My Approach to the Climate Emergency

Summer, 2019

Note: I wrote this piece for the the Climate Psychology Alliance North America website (


I approach the climate emergency as an ecopsychologist, although I give the word ecopsychology a particular twist. For me, ecopsychology is about a radical ecological transformation of psychology that gives the world something new—something very unlike psychology as we have come to know it. As a radical exercise, ecopsychology suggests that our collective problems are of a more deeply rooted and interconnected nature than mainstream approaches—including those of psychology and the environmental movement—are able to recognize or admit (the word radical meaning “going to the roots”). From this perspective, the climate emergency—as well as the mass extinction emergency, the topsoil erosion emergency, the plastic pollution emergency, etc.—will not be resolved unless we take a “deeper” approach to our historical moment. Ecopsychology, as I see it, is a project to offer some of the necessary depth.

Just what this means more specifically is a little difficult to explain, given that this approach differs so much from our usual ways of doing things and crosses so many lines. One way to start seeing it, however, is to recognize how profoundly the modern world fractures reality into the three separate realms of Psyche, Nature, and Society. As a result of this fracturing, the reality of the Psyche is separated from both Nature and Society, giving us a very limited and distorted picture of the human mind. Indeed, the starting point for modern psychology is that of a hyper-individualized self, alienated from both human social relations and from relations with our earth home. No wonder there is an ecological crisis!

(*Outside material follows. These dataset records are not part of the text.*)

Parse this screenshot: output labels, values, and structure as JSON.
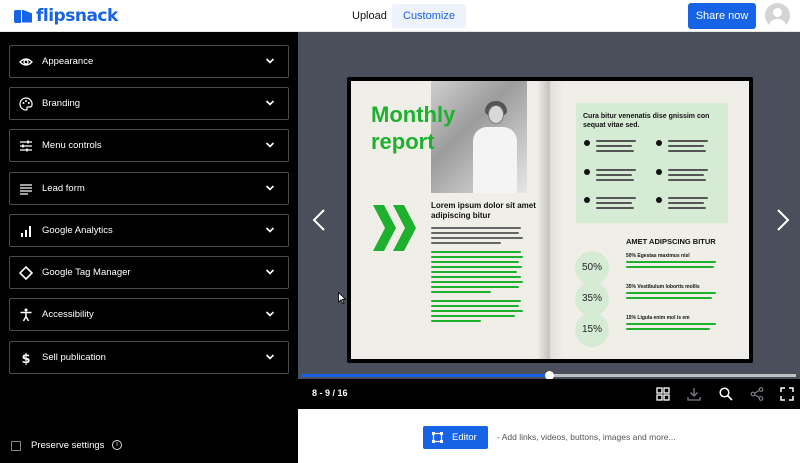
{
  "header": {
    "logo_text": "flipsnack",
    "nav": {
      "upload": "Upload",
      "customize": "Customize"
    },
    "share_label": "Share now"
  },
  "sidebar": {
    "items": [
      {
        "label": "Appearance",
        "icon": "eye-icon"
      },
      {
        "label": "Branding",
        "icon": "palette-icon"
      },
      {
        "label": "Menu controls",
        "icon": "sliders-icon"
      },
      {
        "label": "Lead form",
        "icon": "list-form-icon"
      },
      {
        "label": "Google Analytics",
        "icon": "bar-chart-icon"
      },
      {
        "label": "Google Tag Manager",
        "icon": "diamond-tag-icon"
      },
      {
        "label": "Accessibility",
        "icon": "accessibility-icon"
      },
      {
        "label": "Sell publication",
        "icon": "dollar-icon"
      }
    ],
    "preserve": {
      "label": "Preserve settings",
      "checked": false
    }
  },
  "viewer": {
    "book": {
      "left": {
        "title_line1": "Monthly",
        "title_line2": "report",
        "heading": "Lorem ipsum dolor sit amet adipiscing bitur"
      },
      "right": {
        "box_heading": "Cura bitur venenatis dise gnissim con sequat vitae sed.",
        "section_heading": "AMET ADIPSCING BITUR",
        "stats": [
          {
            "value": "50%",
            "label": "50% Egestas maximus nisl"
          },
          {
            "value": "35%",
            "label": "35% Vestibulum lobortis mollis"
          },
          {
            "value": "15%",
            "label": "15% Ligula enim mol is em"
          }
        ]
      },
      "accent_color": "#1fb02f",
      "box_color": "#d6ebd4"
    },
    "page_indicator": "8 - 9 / 16",
    "progress": 0.5
  },
  "bottom": {
    "editor_label": "Editor",
    "hint": "- Add links, videos, buttons, images and more..."
  },
  "colors": {
    "brand": "#1763e6",
    "sidebar_bg": "#000000",
    "viewer_bg": "#4b4f5b"
  }
}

Note, as well, that the splitting of Nature from Psyche and Society results in a natural world seen as a purely mechanical, soulless realm that is somehow external to human society and to our psychological lives. This is a natural world we cannot love or relate to, a kind of impossible natural world we nonetheless take to be the case. This, in many ways, is what we mean by “the environment” when we think of it only as a distant support system for human life or talk about it only in terms of numbers (as in parts per million of CO2).

Note, finally, that when Society is imagined as a realm separate from Nature and Psyche this society will be ecologically and psychologically illiterate to a fatal degree (again, no surprise that our society is so eco-destructive). The conceptual division between Society and Nature sets up Nature as a devalued realm to be exploited, appropriated, and destroyed in the process of accumulating capital. This devaluing process is extended, furthermore, to a large number of oppressed human groups who have historically been categorized as Nature—Indigenous, Black and racialized people; women; working class people; etc.—and thus similarly violated.* Just listen to Donald Trump talking about migrants, or witness the murder of Indigenous activists.

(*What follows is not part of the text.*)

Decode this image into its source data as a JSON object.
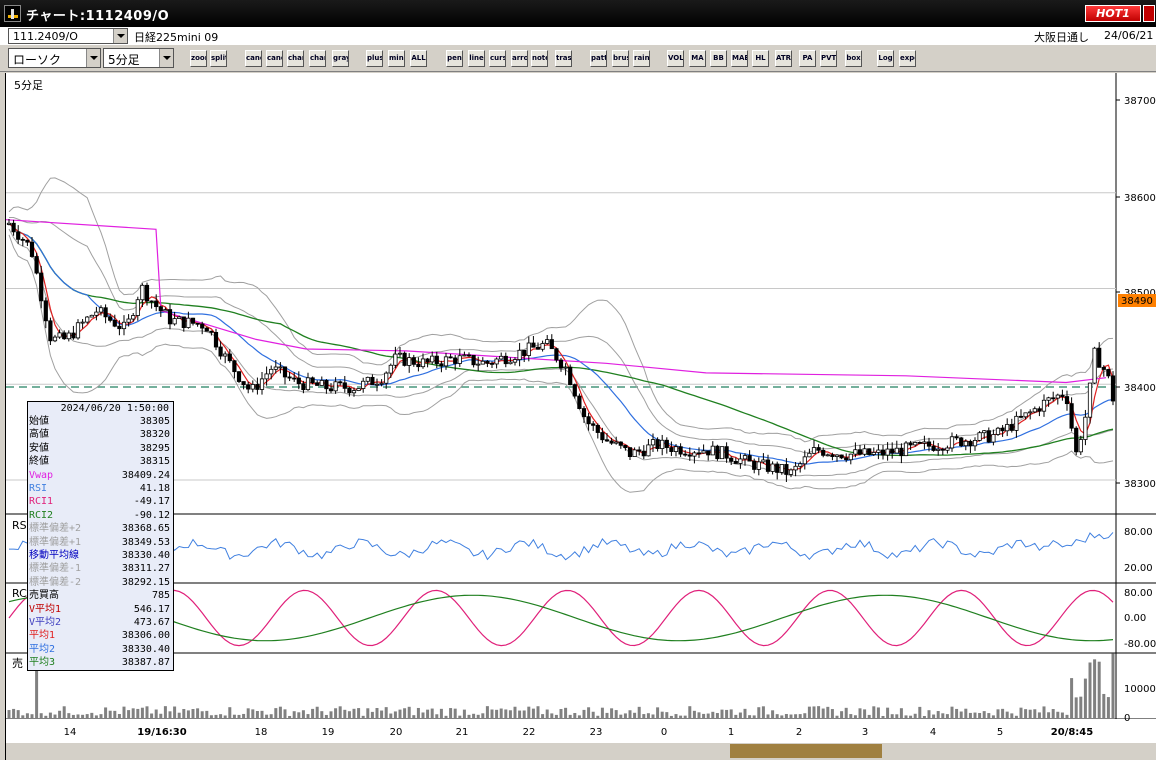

The radical analysis I have sketched here leads to the conclusion that the climate emergency and all the rest of the ecological troubles currently in the news have a great deal to do with these historical divisions. We need to ask, then, how the divisions arose in the first place, and what now maintains them. My own answer is that these separations are inherent in the 500-year old patriarchal capitalist system, which is maintained only through continual processes of disconnection and colonization. By this way of thinking, ecopsychology then becomes an ecofeminist, anti-colonial, anti-capitalist project. As the Indigenous (Yellowknives Dene) scholar Glen Coulthard writes: “For Indigenous nations to live, capitalism must die.”

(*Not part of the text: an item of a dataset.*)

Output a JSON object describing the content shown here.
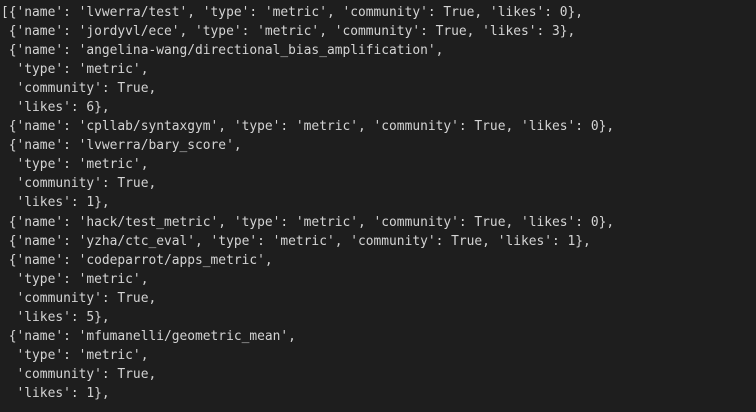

This kind of anti-capitalist talk has in the past made both environmentalists and psychologists nervous. It is too “radical” and disruptive, too unsettling. As a psychotherapist, I understand the importance of making sure people do not become overly destabilized by the therapy process. Shock tactics and tearing down defenses backfire. But I also understand the importance of supporting people in turning toward the truth and growing more alive and free from doing so. With eco-despair and eco-anxiety now reaching epidemic levels, moreover, and with Extinction Rebellion looking like a pretty reasonable movement to join, it may actually be the business-as-usual approaches to life that people will increasingly find unsettling, while the radical approaches become increasingly attractive.

I wish my radical analysis were not true. I did not come to it through any other motive than trying to make sense of the mess our world is in. The advantage of it, however, is that it gives ecopsychology a way to develop a politics specifically-tailored to this deeper viewpoint. If the disconnections between Psyche, Nature, and Society make our world shallow and violent then mending these divisions will deepen our world and build social bonds, including bonds with the more-than-human natural world. Indeed, it is through such social processes that we may build the emotional and spiritual holding environments necessary to tolerate and grow from a radical understanding of our predicament. By learning to question the colonial structures that make up our suffering world—legal, intellectual, technological, economic, and so—we gain the clarity needed to remake this world, including remaking Psychology into a form more adequate to this epochal moment in time. Crucially, this means reclaiming our deeper, soulful, earth-embracing selves, as well as reclaiming ourselves as political animals, which, as Aristotle noted, we are by nature.


* I am drawing strongly here on Jason Moore’s book Capitalism in the Web of Life.